Evidently, NDs are/were a wider problem in the military than I thought. See: https://foreignpolicy.com/2011/05/13/negligent-discharges-one-subject-the-military-really-doesnt-like-to-talk-about/
Paywalled.
Anecdotes will always be “mixed”. There will be a fuck-up in every large group of people.
But the solid cast iron balls of this guy are amazing.
One of three guys defending a post during an attack by 200 Japanese. He starts picking up Japanese grenades and throwing them back till one explodes in his right hand shattering his arm, injuring his leg and eye, which he later lost. And putting his mates out of action. So single-handed (in both senses of the word) he loads his weapon left handed for 4 hours, and kills 31 of the attackers. His was the pivotal point, so if he had been overrun, his whole unit was buggered. Got the Victoria Cross.
I find it interesting that many CRUISE lines use them for security
Honestly, the idea of a warrior race sounds kind of, well, racist to me. I get that the OP was referring to a selected/non-representative group of people that end up in the British Army, but when you start expanding to private security for cruise lines, it smacks of racial branding.

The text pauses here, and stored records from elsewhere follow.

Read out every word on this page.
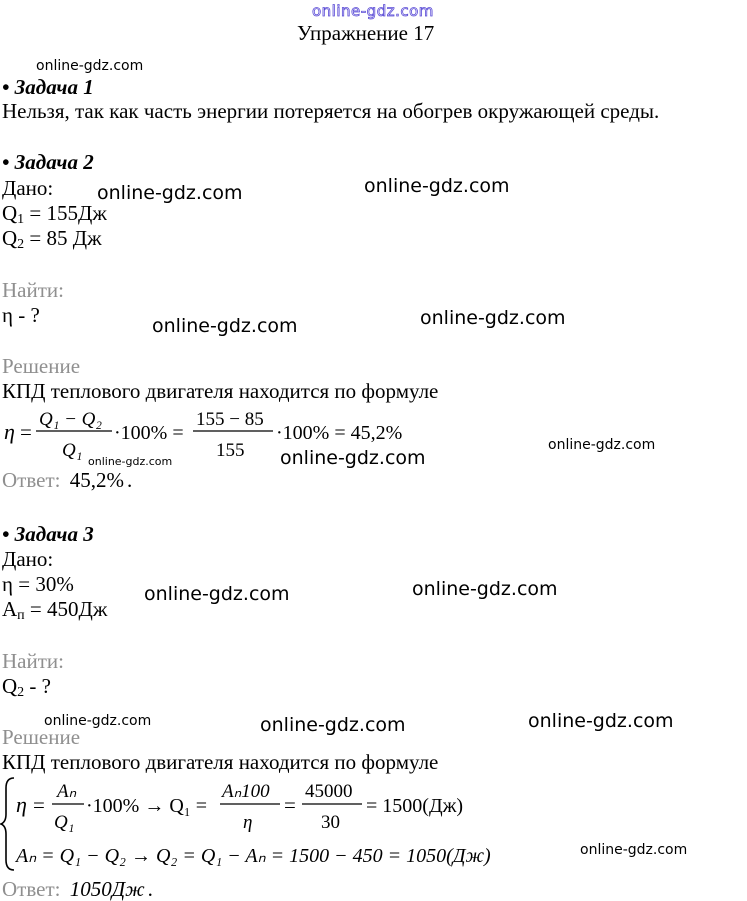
online-gdz.com
Упражнение 17
• Задача 1
Нельзя, так как часть энергии потеряется на обогрев окружающей среды.
• Задача 2
Дано:
$Q_1 = 155Дж$
$Q_2 = 85$ Дж
Найти:
η - ?
Решение
КПД теплового двигателя находится по формуле
η =
Q₁ − Q₂
Q₁
·100% =
155 − 85
155
·100% = 45,2%
Ответ: 45,2% .
• Задача 3
Дано:
η = 30%
$A_п = 450Дж$
Найти:
$Q_2$ - ?
Решение
КПД теплового двигателя находится по формуле
η =
Aₙ
Q₁
·100% → Q₁ =
Aₙ100
η
=
45000
30
= 1500(Дж)
Aₙ = Q₁ − Q₂ → Q₂ = Q₁ − Aₙ = 1500 − 450 = 1050(Дж)
Ответ: 1050Дж .
online-gdz.com
online-gdz.com	online-gdz.com
online-gdz.com	online-gdz.com
online-gdz.com
online-gdz.com	online-gdz.com
online-gdz.com	online-gdz.com
online-gdz.com	online-gdz.com	online-gdz.com
online-gdz.com
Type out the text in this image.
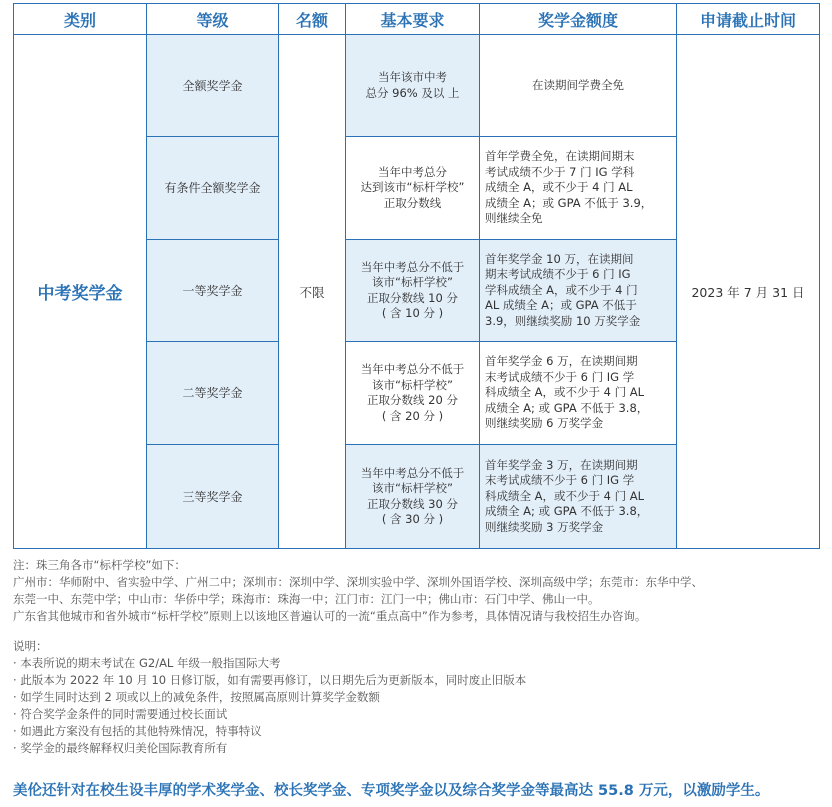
类别	等级	名额	基本要求	奖学金额度	申请截止时间
中考奖学金	全额奖学金	不限	当年该市中考
总分 96% 及以 上	在读期间学费全免	2023 年 7 月 31 日
	有条件全额奖学金		当年中考总分
达到该市“标杆学校”
正取分数线	首年学费全免，在读期间期末
考试成绩不少于 7 门 IG 学科
成绩全 A，或不少于 4 门 AL
成绩全 A；或 GPA 不低于 3.9，
则继续全免	
	一等奖学金		当年中考总分不低于
该市“标杆学校”
正取分数线 10 分
( 含 10 分 )	首年奖学金 10 万，在读期间
期末考试成绩不少于 6 门 IG
学科成绩全 A，或不少于 4 门
AL 成绩全 A；或 GPA 不低于
3.9，则继续奖励 10 万奖学金	
	二等奖学金		当年中考总分不低于
该市“标杆学校”
正取分数线 20 分
( 含 20 分 )	首年奖学金 6 万，在读期间期
末考试成绩不少于 6 门 IG 学
科成绩全 A，或不少于 4 门 AL
成绩全 A; 或 GPA 不低于 3.8，
则继续奖励 6 万奖学金	
	三等奖学金		当年中考总分不低于
该市“标杆学校”
正取分数线 30 分
( 含 30 分 )	首年奖学金 3 万，在读期间期
末考试成绩不少于 6 门 IG 学
科成绩全 A，或不少于 4 门 AL
成绩全 A; 或 GPA 不低于 3.8，
则继续奖励 3 万奖学金	

注：珠三角各市“标杆学校”如下：

广州市：华师附中、省实验中学、广州二中；深圳市：深圳中学、深圳实验中学、深圳外国语学校、深圳高级中学；东莞市：东华中学、

东莞一中、东莞中学；中山市：华侨中学；珠海市：珠海一中；江门市：江门一中；佛山市：石门中学、佛山一中。

广东省其他城市和省外城市“标杆学校”原则上以该地区普遍认可的一流“重点高中”作为参考，具体情况请与我校招生办咨询。

说明：

· 本表所说的期末考试在 G2/AL 年级一般指国际大考

· 此版本为 2022 年 10 月 10 日修订版，如有需要再修订，以日期先后为更新版本，同时废止旧版本

· 如学生同时达到 2 项或以上的减免条件，按照属高原则计算奖学金数额

· 符合奖学金条件的同时需要通过校长面试

· 如遇此方案没有包括的其他特殊情况，特事特议

· 奖学金的最终解释权归美伦国际教育所有

美伦还针对在校生设丰厚的学术奖学金、校长奖学金、专项奖学金以及综合奖学金等最高达 55.8 万元，以激励学生。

Are Gurkhas really better fighters, or did their racist colonial overlords just use them that way in building and maintaining their empire and the brand stuck as a sort of racist caricature, no more worthy of being endorsed by present generations than, say, the stereotype of the happy go-lucky African American minstrel, longing for that old plantation home?
As I understand the narrative, they found out that the Gurkhas were bad ass in the course of trying to become their racist colonial overlords, and having a lot of trouble doing so.
The British had a lot of practice becoming colonial overlords, and in their opinion, the Gurkhas were much harder to overcome. I don’t know if that’s a stereotype, or collective experience.
It’s rather like Afghanistan, where “empires go to die”. Read what Kipling, a rather brazen apologist for colonialism, had to say about them. Read what the Soviets had to say about them a hundred years or so later. Read what is going on now.
If you have a thousand years of experience in killing people who try to conquer you (as well as each other) you tend to develop traditions about bravery and fierceness and so forth.
Some troops are better than others, for whole bunches of reasons.
That doesn’t mean every Gurkha is an invincible killing machine. OTOH, if someone with one of those big honking knives starts acting testy, it doesn’t hurt anything to ascertain the nearest exit.